The ability of a probiotic to influence immune function and colonise the gut, oral cavity and plaque biofilm is only as good as its adhesion factor. The ability of these micro-organisms to adhere to mucosal surfaces is potentially a major distinguishing feature when selecting bacteria as probiotic strains. Close interaction with host tissues provides probiotics with a distinct advantage when establishing residence in the GI tract or interacting with cells of the mucosa. However, not all probiotics have the same adhesion factors. When compared to other lactobacilli, L. reuteri has been shown to have superior adhesion and ability to colonise the entire digestive tract, including the oral cavity.
Emerging evidence suggests that L. reuteri may be able to modulate the immune system in the GI tract. Valeur et al (2004) observed a significant increase in CD4+ T cells and B lymphocytes. Furthermore, Mao et al (1996) found that L. reuteri could increase sIgA levels in addition to CD4+ T cells. The stimulation of T-helper cells by L. reuteri may be a central symbiotic mechanism for improving the health of the gut and one of the probiotics main actions. Valeur showed colonisation of the human GI tract by L. reuteri ATCC 55730 when delivered in a tablet formulation and observed consequent modulation of local immune cell populations. It therefore seems likely that this response to exogenous L. reuteri may be involved in maintaining gastrointestinal well-being and acting as a defence against bacterial pathogens.
L. reuteri prodentis
Two strains of L. reuteri were trialled in a number of studies (L. reuteri ATCC 55730/L. reuteri ATCC PTA 5289); both strains were shown to have successfully colonised the oral cavity.

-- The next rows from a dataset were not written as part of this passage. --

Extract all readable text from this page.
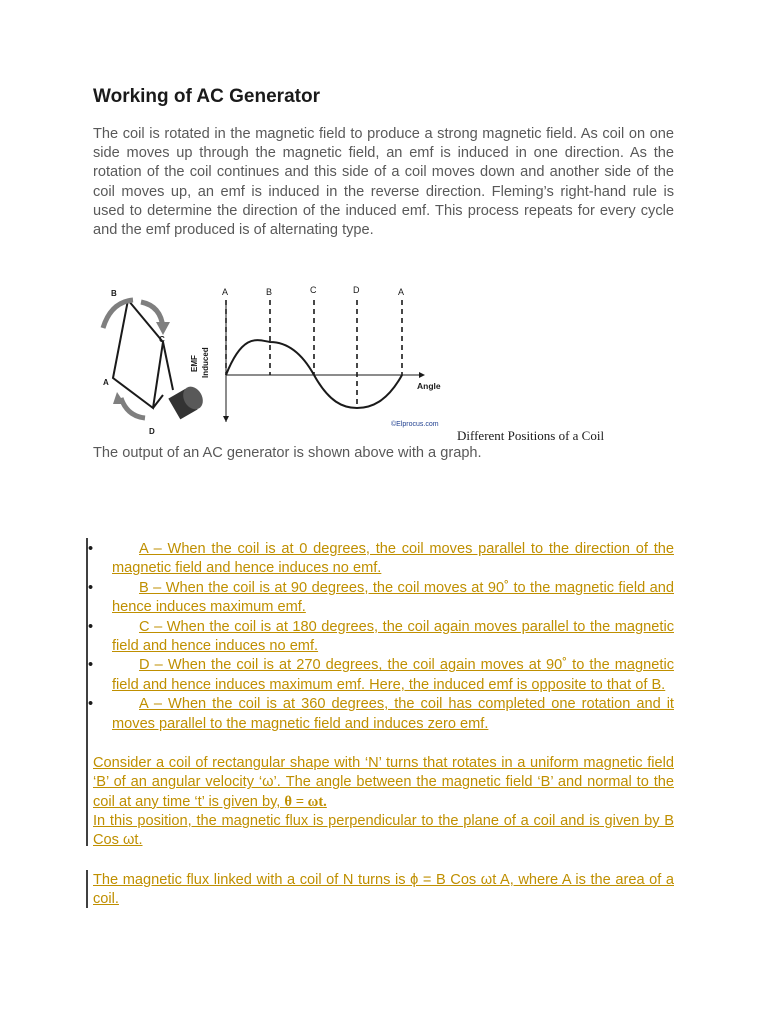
Working of AC Generator

The coil is rotated in the magnetic field to produce a strong magnetic field. As coil on one side moves up through the magnetic field, an emf is induced in one direction. As the rotation of the coil continues and this side of a coil moves down and another side of the coil moves up, an emf is induced in the reverse direction. Fleming’s right-hand rule is used to determine the direction of the induced emf. This process repeats for every cycle and the emf produced is of alternating type.

B
C
A
D
A	B	C	D	A
EMF Induced
Angle
©Elprocus.com

Different Positions of a Coil

The output of an AC generator is shown above with a graph.

•	A – When the coil is at 0 degrees, the coil moves parallel to the direction of the magnetic field and hence induces no emf.
•	B – When the coil is at 90 degrees, the coil moves at 90˚ to the magnetic field and hence induces maximum emf.
•	C – When the coil is at 180 degrees, the coil again moves parallel to the magnetic field and hence induces no emf.
•	D – When the coil is at 270 degrees, the coil again moves at 90˚ to the magnetic field and hence induces maximum emf. Here, the induced emf is opposite to that of B.
•	A – When the coil is at 360 degrees, the coil has completed one rotation and it moves parallel to the magnetic field and induces zero emf.

Consider a coil of rectangular shape with ‘N’ turns that rotates in a uniform magnetic field ‘B’ of an angular velocity ‘ω’. The angle between the magnetic field ‘B’ and normal to the coil at any time ‘t’ is given by, θ = ωt.

In this position, the magnetic flux is perpendicular to the plane of a coil and is given by B Cos ωt.

The magnetic flux linked with a coil of N turns is ϕ = B Cos ωt A, where A is the area of a coil.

A multi-strain probiotic, L. reuteri prodentis, has been developed as a combination of two complementary strains of L. reuteri (L.reuteri ATCC 55730 and L. reuteri ATCC PTA 5289). While a monostrain has to overcome barriers presented by the host and its endogenous microflora, multi-strain probiotics have a greater divergency and there is an increased chance of at least one strain surviving.
The safety of consuming L. reuteri on a daily basis has been well-established through a number of studies on diverse populations, including adults, children, newborn infants, premature infants and immunocompromised adults.
The oral administration of probiotic therapies may be beneficial in a multitude of disorders, both inside and outside the GI tract. Their application in the treatment and prevention of oral disease appears to be both local (colonisation of plaque biofilm) and systemic (modulation of the immune system).
The direct effects of probiotics in the GI tract are well-documented and include upregulation of immunoglobulins such as IgA, down regulation of inflammatory cytokines, and enhancement of gut barrier function. New research supports indirect, systemic effects of probiotics for a widely divergent set of disorders, including atopic disease and immune compromise. It also appears to affect caries and chronic inflammatory periodontal disease.
Unfortunately, the concentration of probiotics in food products varies significantly and there are currently no national standards of identity for levels of bacteria required in yoghurt or other fermented products.
There is considerable potential for the benefits of probiotics over a wide range of clinical conditions. As oral health professionals we are in an ideal position to guide patients towards appropriate uses of probiotics to deliver the desired beneficial oral health effects.